Slaughter – that is, Marauders senior Jaden Slaughter – was named Most Valuable Player of the game after scoring a team-high 25 points in the win.

“Slaughter had a heck of a game. He was outstanding, he does that for us almost every night and if he doesn’t, then we’re not the same team,” Michaels said. “He’s a great player and he was very focused on the task at hand today.

“Jaden is great at what he needs to do for the team. Certain teams are going to try and just take him away and he’s going to say, ‘Ok I’ll get my nine or 10 assists.’ He’s just great at playing the game and doing whatever it takes to win.”

The game itself was a back-and-forth battle between the two squads over the first two quarters, with the Marauders taking leads of five and four points after the first and second quarters. The intensity was obvious, as each side drove to the net hard and took bumps and hits to make plays.

The Marauders got hot in the third quarter as they built leads of 14 points twice, especially after Jamyier Patton was pulled after picking up his fourth foul of the game. But the Tigers wouldn’t go away. Patton came back in, and he and Kamar Goudelock helped their team climb back with a 10-1 run to be down by five going into the last stanza of play.

It wasn’t meant to be for the Tigers, however. Patton fouled out with 5:20 left in the fourth quarter and had to watch as both Slaughter and junior Justin Glover put the game away with multiple big plays.

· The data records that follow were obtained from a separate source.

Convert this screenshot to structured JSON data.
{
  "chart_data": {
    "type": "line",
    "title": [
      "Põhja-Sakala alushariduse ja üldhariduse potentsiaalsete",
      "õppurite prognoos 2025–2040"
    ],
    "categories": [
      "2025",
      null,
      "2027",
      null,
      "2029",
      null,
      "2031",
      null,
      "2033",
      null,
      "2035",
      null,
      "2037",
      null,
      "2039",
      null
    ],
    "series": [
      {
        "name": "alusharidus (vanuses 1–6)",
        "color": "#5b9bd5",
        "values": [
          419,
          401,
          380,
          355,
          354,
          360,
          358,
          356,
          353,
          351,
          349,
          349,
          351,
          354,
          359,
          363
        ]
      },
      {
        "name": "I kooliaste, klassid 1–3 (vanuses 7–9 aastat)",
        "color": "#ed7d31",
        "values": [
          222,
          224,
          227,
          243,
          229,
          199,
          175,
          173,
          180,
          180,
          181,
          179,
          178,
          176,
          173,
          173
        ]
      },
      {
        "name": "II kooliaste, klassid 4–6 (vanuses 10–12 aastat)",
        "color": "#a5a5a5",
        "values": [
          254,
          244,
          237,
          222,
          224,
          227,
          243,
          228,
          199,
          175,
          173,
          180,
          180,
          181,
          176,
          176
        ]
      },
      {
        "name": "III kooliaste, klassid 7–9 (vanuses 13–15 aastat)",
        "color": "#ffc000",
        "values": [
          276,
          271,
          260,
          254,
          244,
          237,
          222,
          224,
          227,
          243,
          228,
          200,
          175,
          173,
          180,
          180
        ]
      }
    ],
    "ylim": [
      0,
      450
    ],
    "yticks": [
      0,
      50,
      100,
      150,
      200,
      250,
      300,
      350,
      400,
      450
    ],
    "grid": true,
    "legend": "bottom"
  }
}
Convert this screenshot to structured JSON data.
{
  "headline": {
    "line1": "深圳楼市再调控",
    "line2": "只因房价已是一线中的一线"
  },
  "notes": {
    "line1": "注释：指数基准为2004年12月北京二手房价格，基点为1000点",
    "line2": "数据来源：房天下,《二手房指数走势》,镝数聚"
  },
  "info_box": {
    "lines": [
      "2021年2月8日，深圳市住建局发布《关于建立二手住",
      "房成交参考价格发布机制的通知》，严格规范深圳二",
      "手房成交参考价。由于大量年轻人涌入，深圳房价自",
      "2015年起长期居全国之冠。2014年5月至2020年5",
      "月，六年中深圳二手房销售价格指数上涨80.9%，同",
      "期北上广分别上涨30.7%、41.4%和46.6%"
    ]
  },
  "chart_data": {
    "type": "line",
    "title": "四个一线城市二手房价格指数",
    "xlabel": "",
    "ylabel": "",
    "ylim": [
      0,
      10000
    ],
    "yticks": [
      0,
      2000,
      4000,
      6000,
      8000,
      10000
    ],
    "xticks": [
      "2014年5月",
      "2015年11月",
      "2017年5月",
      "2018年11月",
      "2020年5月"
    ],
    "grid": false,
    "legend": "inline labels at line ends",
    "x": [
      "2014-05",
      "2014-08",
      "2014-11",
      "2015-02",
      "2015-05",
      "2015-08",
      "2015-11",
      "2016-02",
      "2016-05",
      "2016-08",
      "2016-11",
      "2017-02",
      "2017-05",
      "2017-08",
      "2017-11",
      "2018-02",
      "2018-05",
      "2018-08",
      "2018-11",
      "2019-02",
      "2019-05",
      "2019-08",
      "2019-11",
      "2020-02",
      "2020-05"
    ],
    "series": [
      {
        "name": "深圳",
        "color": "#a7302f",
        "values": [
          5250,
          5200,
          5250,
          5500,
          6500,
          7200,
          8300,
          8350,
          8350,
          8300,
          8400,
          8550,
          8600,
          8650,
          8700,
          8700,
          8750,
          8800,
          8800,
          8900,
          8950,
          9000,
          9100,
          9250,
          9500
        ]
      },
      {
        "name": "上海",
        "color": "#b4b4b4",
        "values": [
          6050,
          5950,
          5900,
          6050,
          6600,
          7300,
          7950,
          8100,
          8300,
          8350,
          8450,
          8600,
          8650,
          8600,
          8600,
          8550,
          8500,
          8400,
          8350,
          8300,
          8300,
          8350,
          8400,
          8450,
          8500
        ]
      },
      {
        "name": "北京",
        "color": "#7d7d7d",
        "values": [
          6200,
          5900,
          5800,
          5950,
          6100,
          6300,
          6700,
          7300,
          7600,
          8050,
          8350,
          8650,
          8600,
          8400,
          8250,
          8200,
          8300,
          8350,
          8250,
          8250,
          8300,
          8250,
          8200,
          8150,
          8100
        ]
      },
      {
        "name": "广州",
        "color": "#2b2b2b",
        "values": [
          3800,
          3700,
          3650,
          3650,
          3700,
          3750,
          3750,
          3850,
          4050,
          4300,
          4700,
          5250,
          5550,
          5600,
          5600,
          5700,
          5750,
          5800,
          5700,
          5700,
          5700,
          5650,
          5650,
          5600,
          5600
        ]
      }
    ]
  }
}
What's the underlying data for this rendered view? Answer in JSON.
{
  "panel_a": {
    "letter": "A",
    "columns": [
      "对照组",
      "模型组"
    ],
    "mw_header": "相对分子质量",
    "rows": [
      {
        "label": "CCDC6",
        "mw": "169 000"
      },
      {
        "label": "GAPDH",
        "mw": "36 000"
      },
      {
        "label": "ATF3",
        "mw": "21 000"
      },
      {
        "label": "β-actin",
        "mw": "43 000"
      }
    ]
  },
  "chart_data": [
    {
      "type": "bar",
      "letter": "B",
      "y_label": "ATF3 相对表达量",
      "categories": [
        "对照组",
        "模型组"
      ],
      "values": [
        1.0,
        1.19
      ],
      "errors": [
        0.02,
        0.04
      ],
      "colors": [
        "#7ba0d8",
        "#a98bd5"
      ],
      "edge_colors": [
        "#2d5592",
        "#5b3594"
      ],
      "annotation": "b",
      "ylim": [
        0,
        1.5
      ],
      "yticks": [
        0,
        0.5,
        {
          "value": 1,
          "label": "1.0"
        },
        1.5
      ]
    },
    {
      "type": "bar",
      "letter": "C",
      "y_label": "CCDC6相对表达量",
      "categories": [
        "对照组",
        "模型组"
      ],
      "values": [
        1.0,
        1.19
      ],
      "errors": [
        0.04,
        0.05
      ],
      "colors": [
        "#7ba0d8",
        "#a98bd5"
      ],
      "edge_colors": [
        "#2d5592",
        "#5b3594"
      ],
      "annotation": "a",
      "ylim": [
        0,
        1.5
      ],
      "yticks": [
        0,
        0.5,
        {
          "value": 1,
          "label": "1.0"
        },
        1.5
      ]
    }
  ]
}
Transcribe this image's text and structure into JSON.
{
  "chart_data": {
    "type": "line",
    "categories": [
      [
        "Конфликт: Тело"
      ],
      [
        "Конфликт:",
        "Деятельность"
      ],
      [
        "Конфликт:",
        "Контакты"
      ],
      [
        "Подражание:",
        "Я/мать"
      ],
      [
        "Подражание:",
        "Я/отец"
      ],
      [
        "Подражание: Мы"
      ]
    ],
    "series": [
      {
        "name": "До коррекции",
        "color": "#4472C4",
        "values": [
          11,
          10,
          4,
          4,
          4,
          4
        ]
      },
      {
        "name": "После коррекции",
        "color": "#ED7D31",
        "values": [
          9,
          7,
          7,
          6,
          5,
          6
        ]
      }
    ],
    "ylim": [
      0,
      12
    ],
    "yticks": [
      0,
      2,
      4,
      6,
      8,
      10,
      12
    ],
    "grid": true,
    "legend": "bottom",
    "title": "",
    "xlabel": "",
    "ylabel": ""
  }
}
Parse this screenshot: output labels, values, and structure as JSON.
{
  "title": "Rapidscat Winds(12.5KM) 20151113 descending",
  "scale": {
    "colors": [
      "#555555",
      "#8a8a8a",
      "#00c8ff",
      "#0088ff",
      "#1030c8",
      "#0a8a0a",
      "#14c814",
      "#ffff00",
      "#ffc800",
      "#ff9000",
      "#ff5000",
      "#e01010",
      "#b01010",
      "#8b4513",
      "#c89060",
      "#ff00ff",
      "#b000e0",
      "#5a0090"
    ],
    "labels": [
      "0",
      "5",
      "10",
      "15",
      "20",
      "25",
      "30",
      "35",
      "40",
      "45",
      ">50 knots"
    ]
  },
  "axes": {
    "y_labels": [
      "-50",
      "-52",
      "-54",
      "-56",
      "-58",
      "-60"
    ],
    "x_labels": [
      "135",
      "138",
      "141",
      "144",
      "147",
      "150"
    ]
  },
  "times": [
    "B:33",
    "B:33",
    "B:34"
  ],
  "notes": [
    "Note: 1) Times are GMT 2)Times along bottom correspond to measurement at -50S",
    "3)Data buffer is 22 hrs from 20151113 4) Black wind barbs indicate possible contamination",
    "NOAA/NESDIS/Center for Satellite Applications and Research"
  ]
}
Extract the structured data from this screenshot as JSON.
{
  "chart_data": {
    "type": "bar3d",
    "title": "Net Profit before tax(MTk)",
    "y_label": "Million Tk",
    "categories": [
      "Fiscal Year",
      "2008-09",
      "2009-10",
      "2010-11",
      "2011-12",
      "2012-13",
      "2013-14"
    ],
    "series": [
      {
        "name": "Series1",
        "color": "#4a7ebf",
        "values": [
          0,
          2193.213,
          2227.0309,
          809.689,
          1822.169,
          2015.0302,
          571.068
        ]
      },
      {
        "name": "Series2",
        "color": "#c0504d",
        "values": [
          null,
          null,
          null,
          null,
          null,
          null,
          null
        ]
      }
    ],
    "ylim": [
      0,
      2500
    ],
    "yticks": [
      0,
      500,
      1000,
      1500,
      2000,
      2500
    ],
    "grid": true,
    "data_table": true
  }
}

Following the contest, Michaels looked around and noticed that some sense of normalcy had returned to the Marauders’ home court. A limited number of fans and spectators were allowed to watch the title game, and it reminded him of what the team had to go through to make it through the season unscathed.

“Today was really cool because it felt like a normal game with people in the stands, and all season it’s been tough to deal with COVID restrictions,” Michaels said. “But they embraced it and we always talk about unexpected adversity, but this season was the ultimate form of unexpected adversity. The question then becomes, ‘How do you handle it?’ It turns out that we handled it really well.”